Saat ini, waktu seolah berpacu dengan cepat. Maher tak enak diam hingga mondar mandir kesana kemari sambil memeriksa ponselnya sesekali. Namun, tidak ada kabar dari siapa pun. Ia pun berencana menelpon Arumi untuk menanyakan keberadaan Robi.
"Kring ...." suara ponsel Arumi berdering di dalam saku nya.
"Maher ...?" Batin Arumi di tengah candaan dan obrolan dengan Papi Maher.
"Ada telpon ya?" Tanya Papi Maher.
"Iya, Kek ..., sebentar ya aku angkat telpon dulu" jawab nya dan lekas berbicara dengan Maher.
"Halo, ada apa?" Kata Arumi dengan wajah tenang di hadapan Papi Maher.
"Halo juga, kamu lagi jaga Toko atau sama Robi?" Tanya Maher di balik ponsel.
"Tidak, aku lagi jaga Toko say!"
"Hmm ..., yasudah, maaf ganggu" kata Maher.
Obrolan di balik ponsel mulai di curigai oleh Papi Maher karena kata-kata Arumi dengan kata Say! Kedua alis Papi Maher pun tertarik dengan sendirinya sambil memainkan jarinya di janggut berwarna putih abu yang baru saja tumbuh.
"Tut ..,tut ..." suara ponsel tertutup Maher.
"Maaf ya Kek, ada iklan sedikit" Kata Arumi sambil menaruh kembali ponselnya di dalam saku.
"Ya tidak apa-apa!" Jawab nya singkat, "Tapi, siapa yang menelpon mu, Nak?" Tanya kembali Papi Maher mencurigai bahwa yang menelponnya adalah Putra kesayangannya.
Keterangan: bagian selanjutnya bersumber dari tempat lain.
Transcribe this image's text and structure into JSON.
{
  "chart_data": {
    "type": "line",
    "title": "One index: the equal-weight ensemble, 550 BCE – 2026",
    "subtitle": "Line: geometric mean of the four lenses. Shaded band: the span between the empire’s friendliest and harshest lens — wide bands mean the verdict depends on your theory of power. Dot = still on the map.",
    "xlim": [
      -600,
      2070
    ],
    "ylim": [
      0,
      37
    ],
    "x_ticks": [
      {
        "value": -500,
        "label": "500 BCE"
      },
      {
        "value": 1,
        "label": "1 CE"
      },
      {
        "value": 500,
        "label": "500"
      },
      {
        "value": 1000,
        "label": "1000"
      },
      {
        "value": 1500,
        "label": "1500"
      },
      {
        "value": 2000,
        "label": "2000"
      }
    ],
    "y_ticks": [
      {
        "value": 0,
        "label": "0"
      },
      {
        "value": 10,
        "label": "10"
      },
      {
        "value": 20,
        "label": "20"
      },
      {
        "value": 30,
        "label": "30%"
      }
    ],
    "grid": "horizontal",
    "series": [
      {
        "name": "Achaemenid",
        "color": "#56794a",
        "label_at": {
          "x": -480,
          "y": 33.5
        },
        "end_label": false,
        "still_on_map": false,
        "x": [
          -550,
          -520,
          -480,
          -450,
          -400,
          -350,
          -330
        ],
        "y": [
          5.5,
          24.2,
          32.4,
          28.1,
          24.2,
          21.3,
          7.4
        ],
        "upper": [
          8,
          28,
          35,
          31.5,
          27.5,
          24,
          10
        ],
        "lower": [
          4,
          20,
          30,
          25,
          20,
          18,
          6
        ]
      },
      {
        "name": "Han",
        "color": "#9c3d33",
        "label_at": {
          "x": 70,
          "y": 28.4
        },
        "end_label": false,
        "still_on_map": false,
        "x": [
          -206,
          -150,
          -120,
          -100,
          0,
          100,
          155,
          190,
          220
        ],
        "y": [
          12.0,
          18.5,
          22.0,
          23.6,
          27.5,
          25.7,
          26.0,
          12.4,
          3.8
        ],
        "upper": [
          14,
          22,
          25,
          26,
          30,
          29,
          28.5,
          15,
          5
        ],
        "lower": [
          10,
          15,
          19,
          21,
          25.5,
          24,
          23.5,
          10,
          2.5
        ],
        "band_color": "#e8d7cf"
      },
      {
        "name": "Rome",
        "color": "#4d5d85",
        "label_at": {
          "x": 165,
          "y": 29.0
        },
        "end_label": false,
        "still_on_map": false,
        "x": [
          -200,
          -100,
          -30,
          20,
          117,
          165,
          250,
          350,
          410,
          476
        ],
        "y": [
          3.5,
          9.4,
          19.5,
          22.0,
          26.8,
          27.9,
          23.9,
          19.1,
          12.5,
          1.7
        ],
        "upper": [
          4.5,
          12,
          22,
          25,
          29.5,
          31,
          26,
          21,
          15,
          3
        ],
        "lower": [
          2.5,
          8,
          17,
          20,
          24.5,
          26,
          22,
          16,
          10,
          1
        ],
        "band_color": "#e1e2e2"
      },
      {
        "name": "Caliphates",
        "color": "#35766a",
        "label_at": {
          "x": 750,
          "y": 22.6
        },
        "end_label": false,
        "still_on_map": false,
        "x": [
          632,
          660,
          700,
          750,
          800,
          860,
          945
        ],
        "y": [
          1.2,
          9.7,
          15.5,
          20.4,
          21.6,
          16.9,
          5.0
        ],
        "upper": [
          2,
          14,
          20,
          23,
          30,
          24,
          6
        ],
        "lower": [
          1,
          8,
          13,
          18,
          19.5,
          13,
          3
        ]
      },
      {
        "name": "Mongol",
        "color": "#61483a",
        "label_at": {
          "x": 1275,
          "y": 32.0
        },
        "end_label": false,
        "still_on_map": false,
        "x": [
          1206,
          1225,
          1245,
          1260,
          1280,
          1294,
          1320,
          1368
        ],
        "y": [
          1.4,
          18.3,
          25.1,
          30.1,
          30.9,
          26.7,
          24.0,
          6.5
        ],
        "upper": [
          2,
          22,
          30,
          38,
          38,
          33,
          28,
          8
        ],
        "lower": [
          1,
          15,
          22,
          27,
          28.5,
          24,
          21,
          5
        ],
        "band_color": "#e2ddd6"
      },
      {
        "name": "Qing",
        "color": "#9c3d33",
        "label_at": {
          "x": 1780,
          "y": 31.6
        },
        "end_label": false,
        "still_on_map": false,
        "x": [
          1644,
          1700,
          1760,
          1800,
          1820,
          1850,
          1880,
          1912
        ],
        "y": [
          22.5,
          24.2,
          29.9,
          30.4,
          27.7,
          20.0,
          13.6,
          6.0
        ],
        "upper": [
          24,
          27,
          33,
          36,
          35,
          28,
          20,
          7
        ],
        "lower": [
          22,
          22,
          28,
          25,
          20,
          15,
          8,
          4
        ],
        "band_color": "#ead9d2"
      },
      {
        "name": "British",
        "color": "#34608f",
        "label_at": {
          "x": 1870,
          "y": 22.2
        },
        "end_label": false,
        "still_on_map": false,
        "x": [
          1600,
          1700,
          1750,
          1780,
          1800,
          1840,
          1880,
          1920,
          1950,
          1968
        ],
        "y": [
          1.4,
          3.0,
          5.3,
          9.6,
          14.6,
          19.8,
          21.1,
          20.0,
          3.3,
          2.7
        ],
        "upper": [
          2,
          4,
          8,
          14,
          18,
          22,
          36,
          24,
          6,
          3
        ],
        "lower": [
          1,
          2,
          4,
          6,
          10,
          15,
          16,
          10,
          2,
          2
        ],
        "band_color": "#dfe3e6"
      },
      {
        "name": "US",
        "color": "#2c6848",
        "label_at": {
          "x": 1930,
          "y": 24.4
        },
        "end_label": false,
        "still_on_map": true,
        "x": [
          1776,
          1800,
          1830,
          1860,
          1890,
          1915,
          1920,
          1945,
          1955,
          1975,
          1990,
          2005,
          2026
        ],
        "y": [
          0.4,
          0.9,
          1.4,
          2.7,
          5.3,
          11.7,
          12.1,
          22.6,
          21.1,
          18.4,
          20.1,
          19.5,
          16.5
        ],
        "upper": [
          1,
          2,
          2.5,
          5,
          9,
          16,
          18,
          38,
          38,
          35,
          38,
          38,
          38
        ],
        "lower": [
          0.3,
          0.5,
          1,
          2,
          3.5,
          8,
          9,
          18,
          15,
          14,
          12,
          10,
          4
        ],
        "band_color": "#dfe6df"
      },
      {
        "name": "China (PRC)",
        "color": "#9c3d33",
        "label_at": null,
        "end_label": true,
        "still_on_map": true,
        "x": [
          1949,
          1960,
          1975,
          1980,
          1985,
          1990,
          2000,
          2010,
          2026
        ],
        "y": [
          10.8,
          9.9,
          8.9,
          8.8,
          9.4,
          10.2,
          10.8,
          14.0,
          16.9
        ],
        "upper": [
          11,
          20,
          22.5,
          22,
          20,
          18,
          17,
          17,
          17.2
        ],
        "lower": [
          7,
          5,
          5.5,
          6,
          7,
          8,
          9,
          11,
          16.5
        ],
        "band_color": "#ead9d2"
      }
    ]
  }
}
"Teman dekat, Kek!" polos nya tersenyum.
"Kakek boleh tau teman dekat yang menelpon mu?" Cecar Papi dengan wajah santai mensiasati rasa ingin tahunya tidak terlalu menonjol.
"Dia Maher ..." jawabnya tak menyadari bahwa dirinya sedang berada dalam target Papi Maher.
"Sudah kuduga, wanita ini adalah Aminah! Aku beruntung punya calon menantu seperti dia" kata hati Papi Maher mulai terbawa suasana.
"Papi yakin banget sama mimik wajahnya" seru kembali batin Papi.
"Oh ya, tadi kita sampai mana ya, Kek? Aku jadi lupa gara-gara telpon tadi"
"Sampai mana ya?" jawab Papi pura-pura berpikir.
"Tara ..., Pancake Madu yang spesial sudah jadi" Kata Aminah sambil berjalan menuju tempat Arumi. "Ups .." sambung kembali Aminah terdiam melihat keduanya.
"Dasar ..." cibir Arumi dan Papi Maher hanya sibuk menatapi Aminah yang keluar dari ruangan belakang.
"Hehe ..., maaf! Aku kira tidak ada pelanggan!" Kata Aminah memerah malu seraya tersenyum manis.
Arumi berkata, "Taruh saja di Rak kaca ya"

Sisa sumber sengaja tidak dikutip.